Connie transforms from fitness to beauty
BEFORE Connie Bhebhe started to invest in her cosmetics brand, she spent most of her days in tracksuit pants.
“I remember watching JLo when I was 14 and she was dancing and singing. I remember thinking how amazing she was as the full package.”
Bhebhe spent a lot of time working on her body and eventually started on gym-fitness competitions.
“I had a problem with that lower-belly area and I wanted to get rid of it but still keep my curves. I realised I had to do a lot of cardio to get rid of it.”
She used cling and plastic wraps around her midsection and then decided to find a material that could do the same thing or work even better.
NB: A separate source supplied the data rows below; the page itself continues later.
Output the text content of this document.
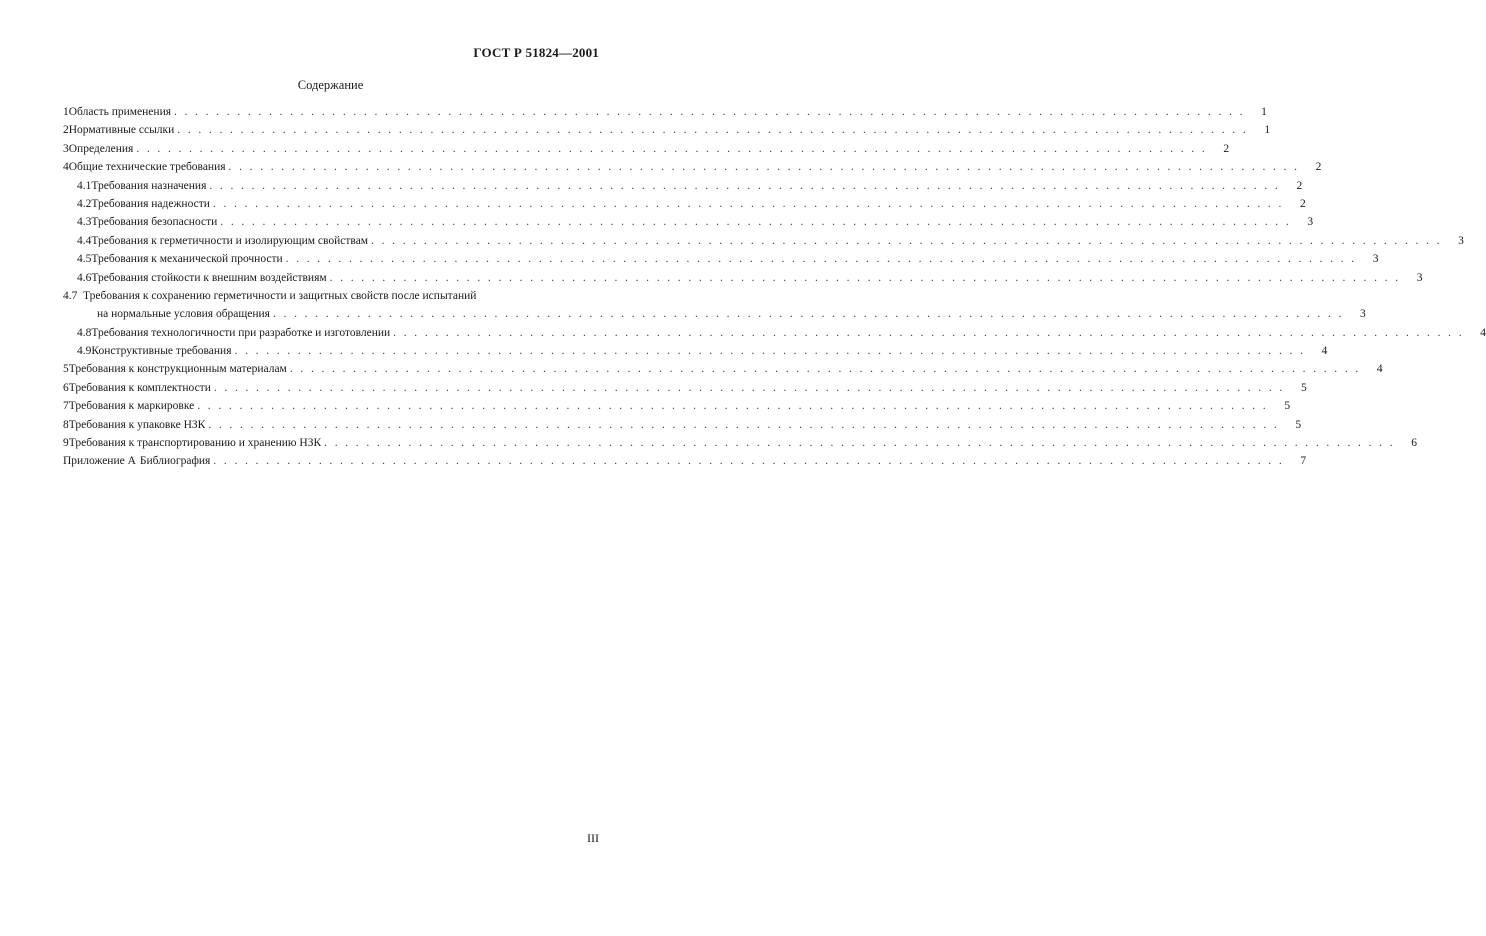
ГОСТ Р 51824—2001
Содержание
1 Область применения . . .	1
2 Нормативные ссылки . . .	1
3 Определения . . .	2
4 Общие технические требования . . .	2
4.1 Требования назначения . . .	2
4.2 Требования надежности . . .	2
4.3 Требования безопасности . . .	3
4.4 Требования к герметичности и изолирующим свойствам . . .	3
4.5 Требования к механической прочности . . .	3
4.6 Требования стойкости к внешним воздействиям . . .	3
4.7 Требования к сохранению герметичности и защитных свойств после испытаний
на нормальные условия обращения . . .	3
4.8 Требования технологичности при разработке и изготовлении . . .	4
4.9 Конструктивные требования . . .	4
5 Требования к конструкционным материалам . . .	4
6 Требования к комплектности . . .	5
7 Требования к маркировке . . .	5
8 Требования к упаковке НЗК . . .	5
9 Требования к транспортированию и хранению НЗК . . .	6
Приложение А Библиография . . .	7
III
“I designed the material into something that looks presentable and a person wouldn’t need to hide when wearing.”
That’s how her fitness business Cobe Fit gained momentum. Her thermosculpt belts are available for order and used by several celebrities.
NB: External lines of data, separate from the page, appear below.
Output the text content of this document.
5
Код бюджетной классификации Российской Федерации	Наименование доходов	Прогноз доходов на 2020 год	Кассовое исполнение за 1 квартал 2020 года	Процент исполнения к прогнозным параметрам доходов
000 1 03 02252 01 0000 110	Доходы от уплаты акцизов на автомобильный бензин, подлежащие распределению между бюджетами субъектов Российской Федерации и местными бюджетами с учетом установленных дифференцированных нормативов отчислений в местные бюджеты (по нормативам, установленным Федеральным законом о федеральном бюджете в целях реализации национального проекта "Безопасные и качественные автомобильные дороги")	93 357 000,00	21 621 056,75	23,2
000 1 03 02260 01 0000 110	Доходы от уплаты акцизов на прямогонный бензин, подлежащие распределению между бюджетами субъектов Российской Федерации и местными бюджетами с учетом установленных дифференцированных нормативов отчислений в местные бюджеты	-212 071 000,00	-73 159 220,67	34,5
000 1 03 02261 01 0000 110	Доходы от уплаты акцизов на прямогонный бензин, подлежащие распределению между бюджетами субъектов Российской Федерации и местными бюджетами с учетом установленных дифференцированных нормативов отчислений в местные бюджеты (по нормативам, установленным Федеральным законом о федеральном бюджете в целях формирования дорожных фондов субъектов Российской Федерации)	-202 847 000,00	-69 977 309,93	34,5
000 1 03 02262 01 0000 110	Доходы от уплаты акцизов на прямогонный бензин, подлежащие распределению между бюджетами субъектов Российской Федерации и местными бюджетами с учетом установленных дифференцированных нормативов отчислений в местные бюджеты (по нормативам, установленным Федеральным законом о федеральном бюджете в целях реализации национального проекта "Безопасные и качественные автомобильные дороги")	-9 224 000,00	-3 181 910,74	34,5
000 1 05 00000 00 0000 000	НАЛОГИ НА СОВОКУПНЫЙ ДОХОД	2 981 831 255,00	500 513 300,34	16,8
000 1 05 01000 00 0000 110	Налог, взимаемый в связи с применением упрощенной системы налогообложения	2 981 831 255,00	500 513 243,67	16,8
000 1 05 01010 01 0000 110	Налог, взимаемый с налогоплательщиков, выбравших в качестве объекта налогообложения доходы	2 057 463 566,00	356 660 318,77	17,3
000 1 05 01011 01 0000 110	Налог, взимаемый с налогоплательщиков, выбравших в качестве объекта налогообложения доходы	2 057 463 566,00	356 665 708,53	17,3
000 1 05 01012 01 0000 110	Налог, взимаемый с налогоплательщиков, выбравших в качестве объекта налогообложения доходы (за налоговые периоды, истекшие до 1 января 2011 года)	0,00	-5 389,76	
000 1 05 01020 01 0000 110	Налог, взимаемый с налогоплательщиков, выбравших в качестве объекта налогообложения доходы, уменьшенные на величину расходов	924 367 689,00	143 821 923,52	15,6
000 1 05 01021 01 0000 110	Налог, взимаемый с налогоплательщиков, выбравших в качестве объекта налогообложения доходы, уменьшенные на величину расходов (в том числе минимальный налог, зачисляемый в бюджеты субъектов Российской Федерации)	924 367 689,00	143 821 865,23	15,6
She branched out into cosmetics after two years of running Cobe Fit.
“I always found myself in gym clothes and felt like I didn’t look like a girl anymore so I thought I need to transform myself. What could I do that wouldn’t be drastic but would still make me feel a little more like a girl? Make-up was the obvious choice.”
By that time though, all Bhebhe knew was how to apply make-up in the same way she’d been doing since she was 17.
“I didn’t even know how to do my brows. I had been wearing the same lipstick since forever, so I tried to look at what else was out there.”
While travelling to Canada last year Bhebe tried different brands but still couldn’t find the right shade.
“When I returned I wanted to get a lot more stuff but a lot of brands were either too expensive or just not the right one. It was a case of: ‘If I’m getting into make-up again for the first time, I’m not going to spend that much money on just one item’.”
A friend of hers planted the seed to start her own cosmetics brand.
“It was weird for me because I was all about fitness and people identified me with that, so I thought they would call my bluff if I was suddenly this beauty girl.”
For a long time she looked for someone who could be the face of her brand while she focused on the business end, but no one was buying into her vision.
“I ended up using my face and name. Three months later we put out our first Connie Transform range of lip shades.”
Bhebhe gained an edge from not looking at her competitors.
“It was a blessing because you hear a lot of noise about what other people are doing. All I knew was I could not find the kind of lipstick I wanted anywhere.”
The only difficulty she faced was getting the formula right.
“It took three rounds of samples. It costs money to get the samples – time and money.
“If it doesn’t work out a second time you start to feel discouraged. I had to try one more time and it was perfect. The smell was perfect, it was light on the lips, it was long wear and smudge free. I could not believe it.”
Sampling is where a lot of people give up but Bhebhe said was important to go the extra mile and put in the extra hours.
“Many people are not willing to do that and that’s the starting point a lot of people need.”
Connie Transform has 20 distributors and Bhebhe hopes to get it to 100 before the end of this year.
“In the next month, I will be releasing high-quality lashes. I was so determined to get them right, probably the hardest thing after eyebrows.”
The 27-year-old is also working on launching other beauty products.
She said social media had a big influence on beauty.
“As Africans, what we would look at initially were people’s clothes and the cars they drove to determine who they were. Now we are getting more into detail – what kind of hair and make-up she’s wearing. We are zooming into everything, not just how you live, it’s more about skin, where you’re eating, where you’re invited and so on.”
Somehow she’s managing to juggle it all, without tying to manage her time.
“I realised I was going to be successful if my work and I became one. So it’s a complete mash-up. I have no schedule. I could work for six hours in the morning or evening or go for breakfast and work for an hour. I really wanted to design my businesses to fit my life and not the other way around.”
‘I’d be successful if my work and I became one’
PERFECT FIT: Connie Bhebhe, the owner of cosmetics brand Connie Transform, wanted a lipstick that could work perfectly on all shades.